In 2018, the Cabinet Committee on Security cleared the formation of a Defence Cyber Agency, Defence Space Agency and Special Operation Division. This was a major decision and the same had been taken after the Chief of Staff Committee had recommended the same in 2012.

This was a major move and the development came in the wake of a new military doctrine that was released in 2017. The doctrine underlined the need to prepare for future combat and spoke about the emerging threat from cyber space.

Experts have said that the new wars would be fought on cyber space. The DCA would move away from the compliance audit of cyber warfare to an audit based on the potential threat perceptions and risks. Further the DCA would also exploit the technology that is available with the young technocrats and software entrepreneurs.

The Defence Cyber Agency would have 1,000 personnel and would work in coordination with the National Cyber Security Advisor. These personnel would be distributed to the Army, Navy and IAF and the focus would be on safeguarding the critical infrastructure.

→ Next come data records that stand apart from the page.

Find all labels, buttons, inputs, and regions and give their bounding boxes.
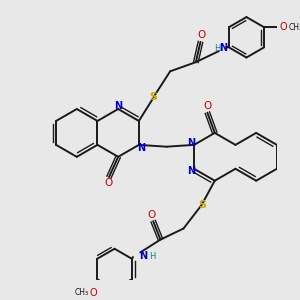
Text: H: H [214, 44, 220, 53]
Text: O: O [203, 101, 211, 111]
Text: N: N [138, 142, 146, 153]
Text: N: N [114, 101, 122, 111]
Text: CH₃: CH₃ [288, 23, 300, 32]
Text: O: O [147, 210, 155, 220]
Text: O: O [280, 22, 287, 32]
Text: CH₃: CH₃ [74, 288, 88, 297]
Text: N: N [219, 43, 227, 53]
Text: O: O [197, 31, 206, 40]
Text: N: N [187, 138, 195, 148]
Text: O: O [105, 178, 113, 188]
Text: S: S [198, 200, 206, 210]
Text: S: S [150, 92, 158, 102]
Text: N: N [139, 251, 147, 261]
Text: N: N [187, 166, 195, 176]
Text: O: O [90, 288, 97, 298]
Text: H: H [149, 252, 155, 261]
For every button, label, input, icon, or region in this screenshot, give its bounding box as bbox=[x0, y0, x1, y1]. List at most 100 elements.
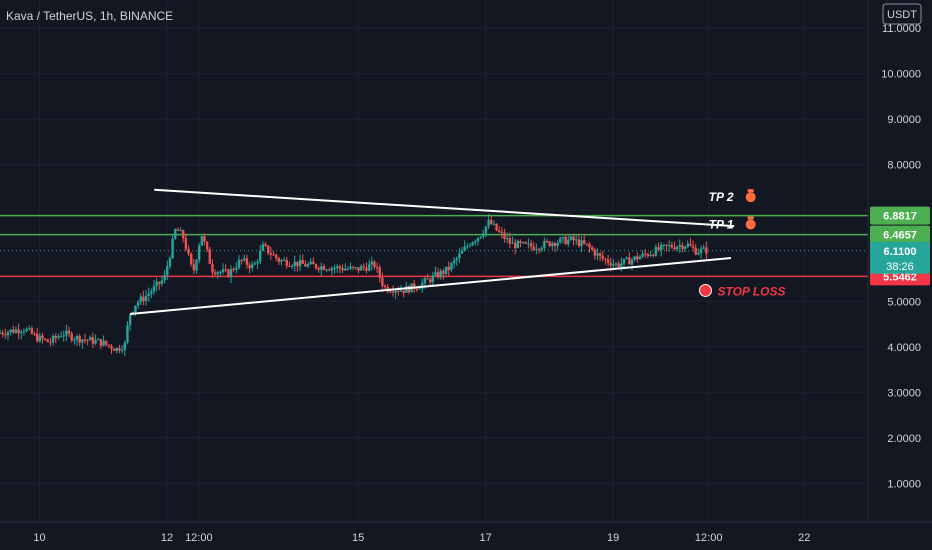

Intelligence assessments on cyber threats say that the attackers are constantly looking for vulnerabilities. They will always look to breach our firewalls and hence it is time to ensure that the action is strong and constant.

The way forward:

Rear Admiral Gupta, who heads the DCA while speaking about the need for a bigger budgetary allocation also spoke about the need for a cyber strategy. He said that the cyber security strategy for the country was in the works.

He also said that the current Information Technology Act did not have the adequate provisions for cyber security, while also adding that the Act passed in 2008 needed a serious overhaul. While pointing out the need for a dedicated Cyber Security Act, he also says that there are countries which have a separate Cyber Security law, while others have by-laws built into the IT Act.

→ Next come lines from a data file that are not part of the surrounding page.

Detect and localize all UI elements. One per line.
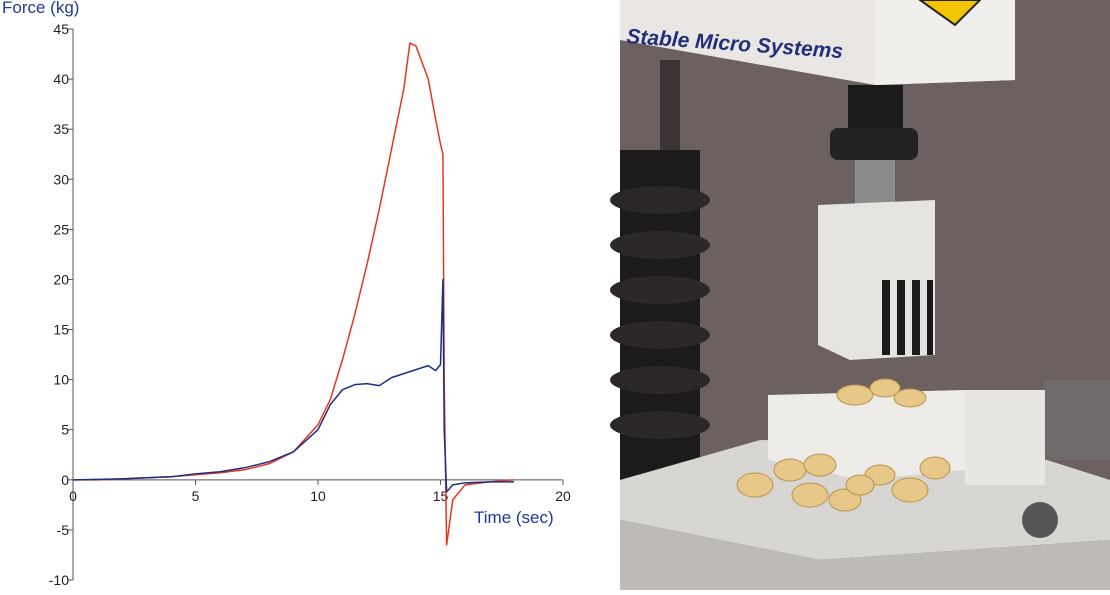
x-axis-title: Time (sec) [474, 508, 554, 527]
y-tick-label: -5 [57, 522, 70, 538]
y-tick-label: 5 [61, 422, 69, 438]
y-tick-label: 10 [53, 372, 69, 388]
data-line [72, 278, 514, 493]
data-line [73, 42, 515, 546]
y-tick-label: 15 [53, 322, 69, 338]
y-tick-label: 0 [61, 472, 69, 488]
x-tick-label: 0 [69, 488, 77, 504]
y-tick-label: 45 [53, 21, 69, 37]
x-tick-label: 5 [192, 488, 200, 504]
photo: Stable Micro Systems [610, 0, 1110, 590]
x-tick-label: 20 [555, 488, 571, 504]
x-tick-label: 15 [433, 488, 449, 504]
y-tick-label: 25 [53, 221, 69, 237]
x-tick-label: 10 [310, 488, 326, 504]
y-tick-label: 35 [53, 121, 69, 137]
y-tick-label: 30 [53, 171, 69, 187]
y-axis-title: Force (kg) [2, 0, 79, 17]
y-tick-label: 40 [53, 71, 69, 87]
y-tick-label: 20 [53, 271, 69, 287]
y-tick-label: -10 [49, 572, 69, 588]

While speaking about a dedicated budgetary allocation, he said that the government must allot at least 10% of the IT budget for cyber security. He also said that unlike 2013, where the IT Policy was released by the IT ministry, this time it would be done by the Prime Minister’s Office, which is a clear indicator that cyber security would not be the domain of a single ministry.

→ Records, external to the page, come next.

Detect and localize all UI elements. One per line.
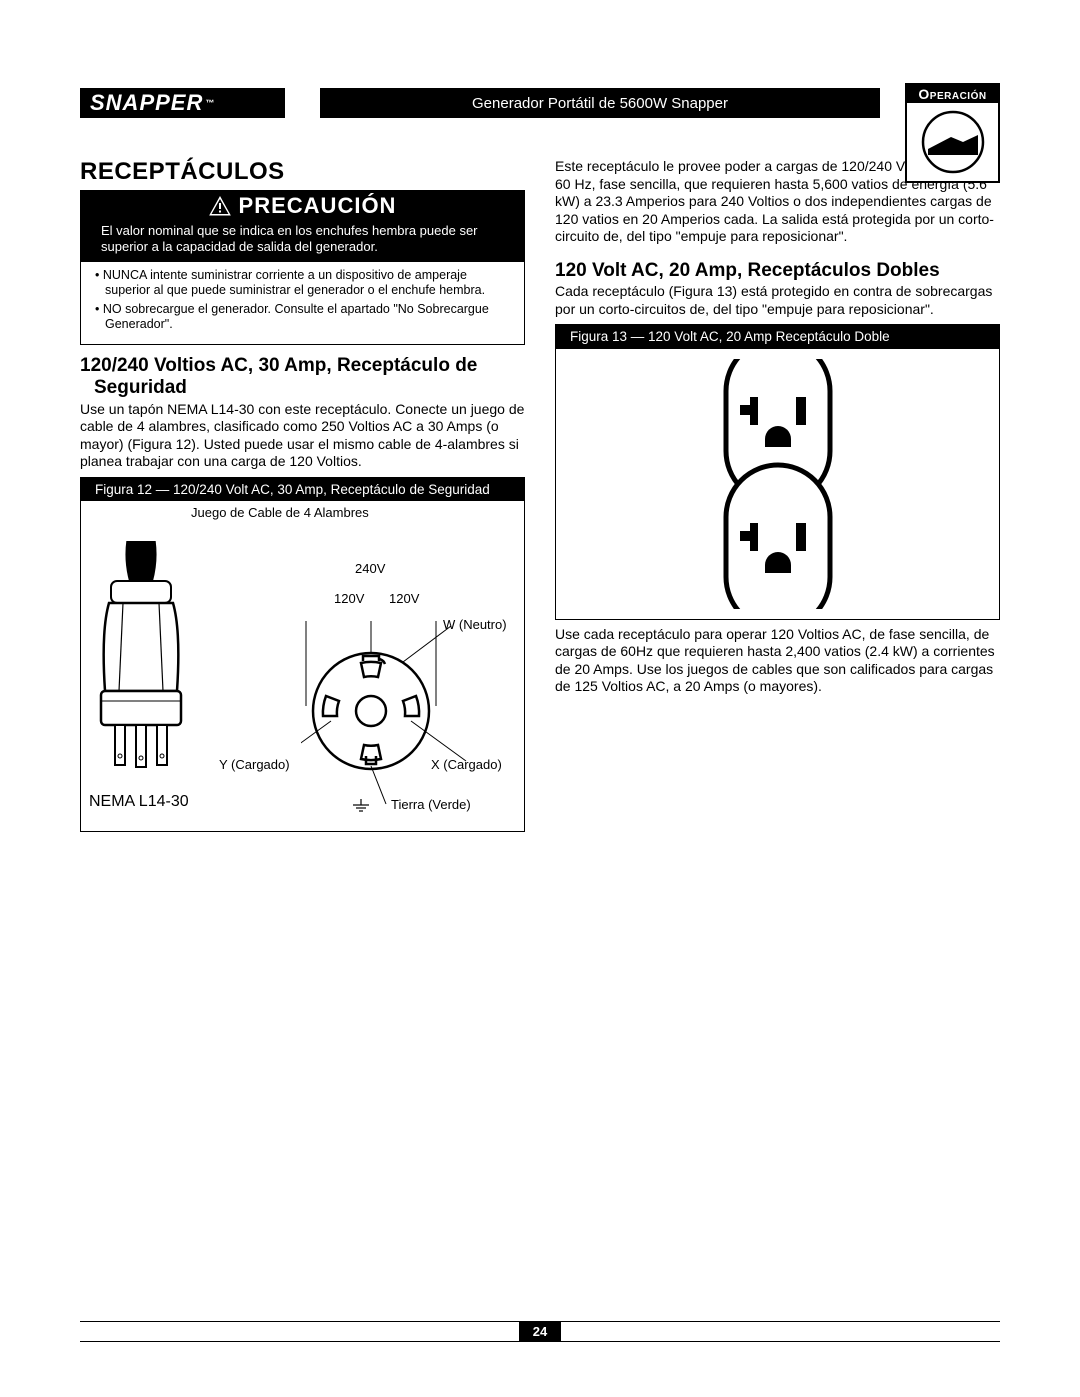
fig12-w-label: W (Neutro) xyxy=(443,617,507,632)
subsection-title: 120 Volt AC, 20 Amp, Receptáculos Dobles xyxy=(555,260,1000,282)
receptacle-icon xyxy=(301,621,511,821)
section-title: RECEPTÁCULOS xyxy=(80,158,525,186)
body-text: Use cada receptáculo para operar 120 Vol… xyxy=(555,626,1000,696)
figure-13-body xyxy=(556,349,999,619)
doc-title-bar: Generador Portátil de 5600W Snapper xyxy=(285,88,1000,118)
duplex-outlet-icon xyxy=(698,359,858,609)
caution-subtext: El valor nominal que se indica en los en… xyxy=(81,221,524,262)
fig12-x-label: X (Cargado) xyxy=(431,757,502,772)
figure-12-body: Juego de Cable de 4 Alambres xyxy=(81,501,524,831)
caution-header: PRECAUCIÓN xyxy=(81,191,524,221)
figure-12-caption: Figura 12 — 120/240 Volt AC, 30 Amp, Rec… xyxy=(81,478,524,502)
fig12-y-label: Y (Cargado) xyxy=(219,757,290,772)
operation-stamp: Operación xyxy=(905,83,1000,183)
operation-stamp-icon xyxy=(907,103,998,181)
fig12-cordset-label: Juego de Cable de 4 Alambres xyxy=(191,505,369,520)
operation-stamp-label: Operación xyxy=(907,85,998,103)
figure-13-caption: Figura 13 — 120 Volt AC, 20 Amp Receptác… xyxy=(556,325,999,349)
brand-text: SNAPPER xyxy=(90,90,203,116)
doc-title: Generador Portátil de 5600W Snapper xyxy=(472,95,728,112)
left-column: RECEPTÁCULOS PRECAUCIÓN El valor nominal… xyxy=(80,158,525,832)
caution-bullet: NO sobrecargue el generador. Consulte el… xyxy=(91,302,514,333)
body-text: Cada receptáculo (Figura 13) está proteg… xyxy=(555,283,1000,318)
fig12-nema-label: NEMA L14-30 xyxy=(89,793,189,811)
figure-12: Figura 12 — 120/240 Volt AC, 30 Amp, Rec… xyxy=(80,477,525,833)
body-text: Use un tapón NEMA L14-30 con este recept… xyxy=(80,401,525,471)
caution-box: PRECAUCIÓN El valor nominal que se indic… xyxy=(80,190,525,345)
trademark: ™ xyxy=(205,98,214,108)
caution-bullets: NUNCA intente suministrar corriente a un… xyxy=(81,262,524,345)
fig12-240v-label: 240V xyxy=(355,561,385,576)
figure-13: Figura 13 — 120 Volt AC, 20 Amp Receptác… xyxy=(555,324,1000,620)
page-number-bar: 24 xyxy=(80,1321,1000,1342)
right-column: Este receptáculo le provee poder a carga… xyxy=(555,158,1000,832)
plug-icon xyxy=(91,541,211,821)
fig12-ground-label: Tierra (Verde) xyxy=(391,797,471,812)
caution-word: PRECAUCIÓN xyxy=(239,193,397,219)
page-number: 24 xyxy=(519,1322,561,1341)
warning-icon xyxy=(209,196,231,216)
fig12-120v-b-label: 120V xyxy=(389,591,419,606)
header-bar: SNAPPER™ Generador Portátil de 5600W Sna… xyxy=(80,88,1000,118)
brand-logo: SNAPPER™ xyxy=(80,88,285,118)
subsection-title: 120/240 Voltios AC, 30 Amp, Receptáculo … xyxy=(80,355,525,399)
fig12-120v-a-label: 120V xyxy=(334,591,364,606)
caution-bullet: NUNCA intente suministrar corriente a un… xyxy=(91,268,514,299)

The Cyber Security Strategy Policy would be released in January. This would be a major step forward in securing our cyber space and also realising the $5 trillion economy.  According to Rajesh Pant, the national cyber security coordinator, the most important requirement for internet safety is increased effective coordination between the ministries that are overseeing the various aspects of cyber security, proper critical infrastructure protection and public-private partnership. Since the critical information infrastructure does not only lie with the government, the partnership with the private sector becomes essential.

Several experts have spoken often about a bigger budget allocation for cyber security. Israel spends $20 million annually. Considering India’s size, the rough estimate required annually would be Rs 25,000 crore annually according to Ajeet Bajpai, director general of the National Critical Information Infrastructure Protection Centre.

Bajpai also says that there is a need for high-decibel awareness on the issue and hence it would be necessary to make it a mandatory subject in the university level.

While Rs 25,000 crore is a huge amount, the question is where would India generate it from? Data is the new oil. India could, by taxing, use data mining as the new revenue generating avenue. By taxing data being mined from India, we can open up a new pool for generating tax revenue says national co-coordinator of the Swadeshi Jagran Manch Ashwini Mahajan.